La estratificación de ese organismo vivo que es la lengua, no lo olvidemos
nunca, no es solamente geográfica.
Cuando se discute acerca de la unidad y diversidad del español,
a menudo se centra el debate en las variantes diatópicas, pero no hay que
olvidar que la estratificación social desempeña un papel indiscutible
en la evolución del cuerpo vivo de una lengua... como vemos en relación
con el inglés en la última película de Robert Altman, Gosford
Park, en la que se mezclan magistralmente variantes dialectales y sociolingüísticas
en una trama excepcional.
Hemos observado también las dos tendencias en el cine
en español, como señalábamos en el artículo del pasado
número, pero también se puede constatar en literatura. En el uso
de la lengua, para los doblajes y los productos audiovisuales en español,
conviven estas dos posturas aparentemente antagónicas, según Mariela
Pérez Chavarría (Razón y palabra 7, junio-agosto 1997):
"1) la tendencia a la homogeneización o estandarización para
abarcar más mercados, y 2) la posición contraria que propone una
salvaguardia de la identidad nacional y el ‘patrimonio cultural’ a través
de la preferencia de una variedad dialectal." ¿Cuál prevalecerá?
Dice Alberto Fuguet en Babelia (9 de marzo de 2002)
que su vocación de escritor nace precisamente como reacción a la
lengua española "muerta, mentirosa, difícil y cerrada en sí
misma", que aprendió el idioma en "novelas que transcurrían
en tiempos inmemoriales, en un lugar llamado España donde se hablaba el
español de una manera rara y, lo que era peor, lo escribían a la
antigua". Quizá Fuguet tiene los pies demasiado plantados en la tierra
y no se da cuenta de que las palabras, todas esas palabras que, convenientemente
ordenadas y dispuestas hacen la literatura, tienen la divina virtud de llevarle
a uno a los lugares más lejanos y recónditos, a esa España
antigua de la que habla, a la Florencia medicea, al Paraíso de Dante o
incluso al país de Nunca Jamás de Barrie.
El español, que tiene ya larga historia y esa divina
virtud, debe aprovechar las dos tendencias para crear un equilibrio que nos beneficie
a todos. Si se promueve un español estándar, una koiné
para el mundo hispánico, aprovechemos el denominador común antes
de que todo quede en manos de las empresas anglosajonas a las que, como bien apunta
José Antonio Millán, podemos acabar pagando para que nos dejen usar
las herramientas, programas y servicios en nuestro idioma. Por otro lado, el español
será mestizo y lleno de variantes, y tendremos que conocerlas y comprenderlas.
Desde el spanglish a las hablas de las grandes metrópolis hispánicas
se presenta un panorama enriquecedor, de diversos acentos que tienen en común
ser español, nuestro querido latín corrupto.

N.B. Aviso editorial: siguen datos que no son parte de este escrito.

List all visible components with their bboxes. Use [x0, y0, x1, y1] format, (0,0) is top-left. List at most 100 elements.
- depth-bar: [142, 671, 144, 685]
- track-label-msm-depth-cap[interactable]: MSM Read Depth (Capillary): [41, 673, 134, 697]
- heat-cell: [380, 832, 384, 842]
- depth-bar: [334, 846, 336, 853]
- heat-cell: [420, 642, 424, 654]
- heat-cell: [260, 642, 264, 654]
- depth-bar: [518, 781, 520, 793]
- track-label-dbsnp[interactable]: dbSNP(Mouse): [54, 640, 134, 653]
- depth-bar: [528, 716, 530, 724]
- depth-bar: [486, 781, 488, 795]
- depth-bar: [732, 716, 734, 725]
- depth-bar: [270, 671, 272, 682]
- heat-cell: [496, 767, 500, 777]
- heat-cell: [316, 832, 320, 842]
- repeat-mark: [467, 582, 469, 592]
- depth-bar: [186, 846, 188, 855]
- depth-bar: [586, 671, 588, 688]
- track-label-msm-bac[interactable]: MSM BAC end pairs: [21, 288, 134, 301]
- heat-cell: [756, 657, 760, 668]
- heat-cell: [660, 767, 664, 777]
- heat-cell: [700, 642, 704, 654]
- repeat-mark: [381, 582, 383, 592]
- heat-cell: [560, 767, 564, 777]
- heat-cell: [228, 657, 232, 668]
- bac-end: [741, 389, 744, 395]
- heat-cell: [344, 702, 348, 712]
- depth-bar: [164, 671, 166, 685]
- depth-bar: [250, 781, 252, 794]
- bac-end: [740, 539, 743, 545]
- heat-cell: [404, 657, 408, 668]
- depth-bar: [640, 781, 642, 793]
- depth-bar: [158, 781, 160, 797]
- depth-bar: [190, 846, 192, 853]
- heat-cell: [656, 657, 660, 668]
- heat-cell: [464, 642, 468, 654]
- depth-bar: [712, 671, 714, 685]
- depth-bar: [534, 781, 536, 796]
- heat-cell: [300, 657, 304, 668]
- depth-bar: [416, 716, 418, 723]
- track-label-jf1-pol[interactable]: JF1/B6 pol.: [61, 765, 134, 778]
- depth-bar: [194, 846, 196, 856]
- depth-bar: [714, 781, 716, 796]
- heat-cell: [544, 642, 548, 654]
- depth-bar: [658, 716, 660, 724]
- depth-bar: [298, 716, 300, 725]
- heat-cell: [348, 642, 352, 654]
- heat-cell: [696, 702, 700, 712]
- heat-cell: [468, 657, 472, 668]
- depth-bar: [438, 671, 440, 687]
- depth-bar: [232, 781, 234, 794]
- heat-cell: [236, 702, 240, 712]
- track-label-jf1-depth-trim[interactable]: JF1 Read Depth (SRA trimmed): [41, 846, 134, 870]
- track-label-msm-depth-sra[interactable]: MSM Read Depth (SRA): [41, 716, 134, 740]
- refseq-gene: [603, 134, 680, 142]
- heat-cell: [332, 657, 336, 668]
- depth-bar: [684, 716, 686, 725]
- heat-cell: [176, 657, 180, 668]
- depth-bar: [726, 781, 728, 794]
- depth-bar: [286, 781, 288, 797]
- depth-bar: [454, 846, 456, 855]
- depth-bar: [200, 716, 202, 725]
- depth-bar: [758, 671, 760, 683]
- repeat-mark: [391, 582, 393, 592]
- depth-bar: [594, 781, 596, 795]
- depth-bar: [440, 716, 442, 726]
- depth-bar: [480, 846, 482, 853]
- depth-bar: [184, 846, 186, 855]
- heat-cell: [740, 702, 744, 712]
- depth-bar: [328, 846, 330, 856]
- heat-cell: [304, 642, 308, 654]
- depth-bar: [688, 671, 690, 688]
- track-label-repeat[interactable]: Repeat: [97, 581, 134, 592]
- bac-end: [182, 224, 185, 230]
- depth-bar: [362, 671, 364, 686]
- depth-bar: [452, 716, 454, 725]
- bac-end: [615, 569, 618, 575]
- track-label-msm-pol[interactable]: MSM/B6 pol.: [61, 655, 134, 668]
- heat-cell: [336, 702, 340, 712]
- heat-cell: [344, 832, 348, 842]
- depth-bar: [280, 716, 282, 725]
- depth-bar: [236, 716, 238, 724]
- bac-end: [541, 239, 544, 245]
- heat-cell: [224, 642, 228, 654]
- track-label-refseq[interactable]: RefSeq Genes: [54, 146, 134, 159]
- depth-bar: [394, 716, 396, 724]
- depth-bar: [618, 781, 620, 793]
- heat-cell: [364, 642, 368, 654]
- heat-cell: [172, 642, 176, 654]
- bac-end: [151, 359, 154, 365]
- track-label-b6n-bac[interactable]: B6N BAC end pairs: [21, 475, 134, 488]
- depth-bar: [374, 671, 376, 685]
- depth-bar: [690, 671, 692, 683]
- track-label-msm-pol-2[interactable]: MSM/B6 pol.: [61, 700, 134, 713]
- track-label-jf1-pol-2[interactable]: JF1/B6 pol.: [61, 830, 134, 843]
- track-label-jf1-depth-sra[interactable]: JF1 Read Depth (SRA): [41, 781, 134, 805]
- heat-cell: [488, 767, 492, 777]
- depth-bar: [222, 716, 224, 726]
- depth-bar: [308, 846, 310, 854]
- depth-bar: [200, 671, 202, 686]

Dante elogiaba el sermo vulgaris de los italianos en
toda su increible variedad diatópica -todos los dialectos, incluido el
toscano que paseaba por su bel San Giovanni en Florencia- y un hispanohablante
debería reconocer las hablas de otros lugares, las palabras divinas y humanas
de los libros y el cine de ambas orillas. Palabras divinas. Como las de Valle,
o las cervantinas que enmarcan este número y bien podrían ser el
motto de la promoción y defensa de la lengua: "Hay tareas en
la vida cuyo éxito no es tanto conseguirlas como intentarlas".